Tidak banyak yang saya ingat tentang lelaki ini. Sebelum perpisahan itu terjadi, kami tidak dekat. Saat bertemu saya lebih banyak mendapatkan omelan, entah karena sikap saya yang kurang behave atau sekedar karena PR Matematika yang tidak juga mampu saya selesaikan secepat dia.


Saya ingat, ingat sekali. Betapa sejak kecil saya ingin menjadi anak terbaiknya. ingin ia melihat saya. Ingin sekali menunjuk-banggakan diri bahwa gadis kecil ini adalah putri terbaik yang pernah ia miliki.

Kesempatan itu pertama datang saat saya kelas 1 SD. Untuk pertama kalinya, nilai ujian matematika saya sempurna. tertinggi di kelas. Apa hal pertama yang saya lakukan? Di jam istirahat saya nekat keluar sekolah (yang tentunya sangat dilarang oleh SD swasta saya saat itu), untuk kemudian mencari telepon umum terdekat. Cepat tangan kecil saya menekan nomor kantornya. Saya ingat, ingat sekali suara saya meletup bahagia hingga terbata mengabarkan nilai sempurna yang saya pegang. Saya ingin lelaki ini menjadi yang pertama tahu, bahwa gadis kecilnya mampu menjadi sepertinya, selalu yang terbaik di kelas.

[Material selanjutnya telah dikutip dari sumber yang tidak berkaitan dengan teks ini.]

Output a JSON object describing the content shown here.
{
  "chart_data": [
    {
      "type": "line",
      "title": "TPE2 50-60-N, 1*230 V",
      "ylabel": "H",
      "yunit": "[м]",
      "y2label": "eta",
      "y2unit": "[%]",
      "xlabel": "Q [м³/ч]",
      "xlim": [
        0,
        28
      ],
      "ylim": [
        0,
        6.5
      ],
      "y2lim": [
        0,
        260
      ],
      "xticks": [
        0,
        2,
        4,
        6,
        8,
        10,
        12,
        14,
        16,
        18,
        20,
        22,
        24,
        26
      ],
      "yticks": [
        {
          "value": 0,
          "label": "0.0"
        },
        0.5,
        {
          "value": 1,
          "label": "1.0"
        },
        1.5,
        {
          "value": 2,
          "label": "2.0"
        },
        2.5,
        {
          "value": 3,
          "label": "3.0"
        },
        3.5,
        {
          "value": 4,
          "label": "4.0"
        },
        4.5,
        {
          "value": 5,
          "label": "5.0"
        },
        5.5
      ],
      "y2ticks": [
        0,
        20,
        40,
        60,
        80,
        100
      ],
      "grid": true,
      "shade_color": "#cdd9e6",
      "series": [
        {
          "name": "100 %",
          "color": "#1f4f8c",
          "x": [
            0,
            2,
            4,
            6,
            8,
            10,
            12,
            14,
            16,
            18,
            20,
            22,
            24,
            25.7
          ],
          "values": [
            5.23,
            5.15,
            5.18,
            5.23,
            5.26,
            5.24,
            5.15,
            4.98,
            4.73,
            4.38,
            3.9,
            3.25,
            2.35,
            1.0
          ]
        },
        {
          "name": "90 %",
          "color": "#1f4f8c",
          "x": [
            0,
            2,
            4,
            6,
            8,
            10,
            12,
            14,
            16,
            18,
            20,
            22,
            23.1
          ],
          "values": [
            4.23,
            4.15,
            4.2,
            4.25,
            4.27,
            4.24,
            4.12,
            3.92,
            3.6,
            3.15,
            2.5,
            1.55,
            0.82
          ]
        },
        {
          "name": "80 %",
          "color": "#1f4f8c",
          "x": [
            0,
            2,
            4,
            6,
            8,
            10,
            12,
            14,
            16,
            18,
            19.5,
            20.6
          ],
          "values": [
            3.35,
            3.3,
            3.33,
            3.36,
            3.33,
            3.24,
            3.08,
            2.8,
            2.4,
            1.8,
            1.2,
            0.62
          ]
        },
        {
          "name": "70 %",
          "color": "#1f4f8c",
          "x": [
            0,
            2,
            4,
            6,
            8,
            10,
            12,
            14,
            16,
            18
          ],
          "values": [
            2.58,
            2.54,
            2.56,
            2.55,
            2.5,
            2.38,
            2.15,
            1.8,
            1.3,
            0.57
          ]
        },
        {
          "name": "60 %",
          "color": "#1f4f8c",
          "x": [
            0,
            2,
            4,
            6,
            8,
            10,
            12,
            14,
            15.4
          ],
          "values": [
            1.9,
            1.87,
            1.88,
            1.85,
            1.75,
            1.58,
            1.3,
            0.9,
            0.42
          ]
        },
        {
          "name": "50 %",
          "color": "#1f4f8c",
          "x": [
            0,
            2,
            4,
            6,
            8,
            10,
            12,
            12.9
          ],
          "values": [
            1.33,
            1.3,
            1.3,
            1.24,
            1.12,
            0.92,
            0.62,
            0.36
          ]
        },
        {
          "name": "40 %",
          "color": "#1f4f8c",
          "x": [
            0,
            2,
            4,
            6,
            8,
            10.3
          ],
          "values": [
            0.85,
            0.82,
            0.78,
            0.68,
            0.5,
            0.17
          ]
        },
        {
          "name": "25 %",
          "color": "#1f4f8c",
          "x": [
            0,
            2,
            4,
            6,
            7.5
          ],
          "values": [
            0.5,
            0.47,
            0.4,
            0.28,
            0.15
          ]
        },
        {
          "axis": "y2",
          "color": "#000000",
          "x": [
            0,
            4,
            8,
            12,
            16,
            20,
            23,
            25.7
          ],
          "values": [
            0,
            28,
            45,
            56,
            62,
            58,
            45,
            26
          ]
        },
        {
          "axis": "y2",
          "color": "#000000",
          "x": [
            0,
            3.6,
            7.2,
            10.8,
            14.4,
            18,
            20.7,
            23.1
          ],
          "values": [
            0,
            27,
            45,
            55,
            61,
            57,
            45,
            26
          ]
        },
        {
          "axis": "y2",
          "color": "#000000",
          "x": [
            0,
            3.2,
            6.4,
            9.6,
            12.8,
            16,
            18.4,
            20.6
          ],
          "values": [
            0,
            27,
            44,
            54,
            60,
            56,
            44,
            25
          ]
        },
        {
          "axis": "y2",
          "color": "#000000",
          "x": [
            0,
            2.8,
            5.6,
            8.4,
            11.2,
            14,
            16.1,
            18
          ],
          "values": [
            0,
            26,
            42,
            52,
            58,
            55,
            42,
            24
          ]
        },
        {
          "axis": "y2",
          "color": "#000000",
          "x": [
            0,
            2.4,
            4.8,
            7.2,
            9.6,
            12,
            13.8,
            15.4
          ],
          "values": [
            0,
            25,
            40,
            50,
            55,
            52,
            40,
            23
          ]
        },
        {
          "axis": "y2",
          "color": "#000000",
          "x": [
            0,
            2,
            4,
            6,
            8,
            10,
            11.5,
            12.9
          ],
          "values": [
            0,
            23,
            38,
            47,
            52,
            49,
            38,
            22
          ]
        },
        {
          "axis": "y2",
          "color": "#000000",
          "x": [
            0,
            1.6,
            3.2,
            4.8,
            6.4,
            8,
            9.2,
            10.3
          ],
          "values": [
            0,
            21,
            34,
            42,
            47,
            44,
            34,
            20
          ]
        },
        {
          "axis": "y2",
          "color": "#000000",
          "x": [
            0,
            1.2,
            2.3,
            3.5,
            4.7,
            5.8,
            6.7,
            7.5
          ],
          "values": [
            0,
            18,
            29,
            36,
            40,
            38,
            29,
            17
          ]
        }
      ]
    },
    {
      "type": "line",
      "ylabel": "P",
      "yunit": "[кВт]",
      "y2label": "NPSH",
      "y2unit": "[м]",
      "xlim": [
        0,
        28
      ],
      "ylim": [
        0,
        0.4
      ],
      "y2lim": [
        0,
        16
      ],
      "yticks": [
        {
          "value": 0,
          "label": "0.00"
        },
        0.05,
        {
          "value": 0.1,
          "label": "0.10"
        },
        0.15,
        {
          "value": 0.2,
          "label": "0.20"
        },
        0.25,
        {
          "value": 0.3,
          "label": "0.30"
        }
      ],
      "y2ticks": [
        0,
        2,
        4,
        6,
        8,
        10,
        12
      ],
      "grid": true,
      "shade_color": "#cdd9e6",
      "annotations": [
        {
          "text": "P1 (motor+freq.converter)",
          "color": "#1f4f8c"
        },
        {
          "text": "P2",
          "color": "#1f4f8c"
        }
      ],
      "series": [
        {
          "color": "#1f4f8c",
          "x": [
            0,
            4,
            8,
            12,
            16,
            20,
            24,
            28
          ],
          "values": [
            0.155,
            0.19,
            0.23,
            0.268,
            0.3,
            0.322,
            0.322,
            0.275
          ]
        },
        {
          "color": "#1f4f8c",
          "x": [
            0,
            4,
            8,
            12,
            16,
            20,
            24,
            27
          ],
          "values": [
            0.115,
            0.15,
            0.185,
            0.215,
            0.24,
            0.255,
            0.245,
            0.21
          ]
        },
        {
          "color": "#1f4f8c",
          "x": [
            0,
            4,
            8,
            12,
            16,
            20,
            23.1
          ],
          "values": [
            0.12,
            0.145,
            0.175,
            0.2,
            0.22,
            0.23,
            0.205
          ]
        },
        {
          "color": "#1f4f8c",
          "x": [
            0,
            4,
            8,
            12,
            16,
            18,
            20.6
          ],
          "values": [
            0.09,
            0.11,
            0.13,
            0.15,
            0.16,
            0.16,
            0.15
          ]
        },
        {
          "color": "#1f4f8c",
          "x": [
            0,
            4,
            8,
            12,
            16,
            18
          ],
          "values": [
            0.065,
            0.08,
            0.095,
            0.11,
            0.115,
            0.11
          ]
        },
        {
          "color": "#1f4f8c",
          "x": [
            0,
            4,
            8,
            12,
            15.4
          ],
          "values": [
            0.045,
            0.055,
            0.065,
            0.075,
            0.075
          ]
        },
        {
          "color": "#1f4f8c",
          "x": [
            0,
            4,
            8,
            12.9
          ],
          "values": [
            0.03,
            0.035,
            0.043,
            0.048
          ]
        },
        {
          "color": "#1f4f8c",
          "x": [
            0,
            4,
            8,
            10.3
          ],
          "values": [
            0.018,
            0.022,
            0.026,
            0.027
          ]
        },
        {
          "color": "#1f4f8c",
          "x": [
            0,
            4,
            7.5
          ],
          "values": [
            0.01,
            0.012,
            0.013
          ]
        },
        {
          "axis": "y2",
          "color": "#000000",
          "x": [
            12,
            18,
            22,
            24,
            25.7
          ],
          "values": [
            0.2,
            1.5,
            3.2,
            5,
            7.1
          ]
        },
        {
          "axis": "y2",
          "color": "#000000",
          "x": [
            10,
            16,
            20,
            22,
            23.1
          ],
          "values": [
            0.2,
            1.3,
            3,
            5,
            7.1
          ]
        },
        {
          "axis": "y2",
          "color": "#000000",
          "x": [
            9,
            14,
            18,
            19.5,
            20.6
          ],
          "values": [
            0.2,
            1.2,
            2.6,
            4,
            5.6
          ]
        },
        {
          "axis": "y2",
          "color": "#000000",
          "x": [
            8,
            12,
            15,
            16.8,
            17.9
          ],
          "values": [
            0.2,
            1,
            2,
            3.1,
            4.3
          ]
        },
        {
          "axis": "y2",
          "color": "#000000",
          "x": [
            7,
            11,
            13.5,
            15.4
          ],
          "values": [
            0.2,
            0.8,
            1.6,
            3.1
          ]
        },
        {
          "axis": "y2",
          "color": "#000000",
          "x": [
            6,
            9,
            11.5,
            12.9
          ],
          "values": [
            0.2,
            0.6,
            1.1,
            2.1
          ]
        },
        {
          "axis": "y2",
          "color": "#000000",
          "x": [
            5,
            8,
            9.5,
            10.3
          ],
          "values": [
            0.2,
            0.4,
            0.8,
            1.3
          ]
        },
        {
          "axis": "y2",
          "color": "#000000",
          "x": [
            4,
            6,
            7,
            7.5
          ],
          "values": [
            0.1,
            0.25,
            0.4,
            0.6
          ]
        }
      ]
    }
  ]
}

Apa yang saya dapat? Reaksinya datar. mengucap selamat namun dengan nada sedikit gusar. Entah mungkin ia tengah rapat, atau penat menghadapi tumpukan berkas di meja kantornya. Hal-hal yang tentu tak sampai dipertimbangkan otak anak-anak saya saat itu. Lalu saya ingat sekali, di akhir telepon ia menegur saya karena keluar sekolah tanpa izin. titahnya tegas : Cepat kembali ke sekolah! Secepat saya mengembalikan pesawat telepon ke posisi semula, secepat itu pula saya mencatat sakit saya hari itu.

Di hari-hari mendatang, saya nampak begitu perhitungan dengan lelaki ini. Silap, amarah, raut kecewa, gusarnya saya catat sempurna dalam memori. Dalam hati. hingga tak sadar ada amarah yang saya tumbuh-suburkan setiap harinya. Hingga perpisahan itu terjadi, saya terkejut menemukan ketiadaan rasa rindu. tidak sama sekali.

Membicarakan lelaki ini, tak bisa saya tak haru. Karena kisah ini bukan cuma tentang ia. Bukan hanya tentang amarah-amarah itu. lebih jauh lagi ini tentang pendewasaan saya memahami kehidupan. memahami bahwa semua tercatat rapi sebagai takdir di sisi-Nya. Lalu belajar paham bahwa daun yang jatuh tak pernah membenci angin yang menjatuhkannya..

Hingga di usianya yang menjelang separuh abad, lelaki itu mengucap kalimat yang membuat pertahanan saya runtuh. lebur tak bersisa. "Maafkan atas masa kecilmu yang pincang sebelah," begitu katanya. Lihat, untuk mengetikannya saja saya (lagi-lagi) menangis. 

Darinya saya belajar. Bahwa memaafkannya bukan sekedar untuk dia. Tetapi lebih untuk saya. Untuk membawa diri saya pada tahap penerimaan bahwa takdir terbaik saya adalah menjadi putrinya..

Terimakasih Ayah.. untuk semua kebaikan yang sulit sekali Tami ingat. Untuk yang paling samar sekalipun. Tami cinta Ayah.. cinta sekali..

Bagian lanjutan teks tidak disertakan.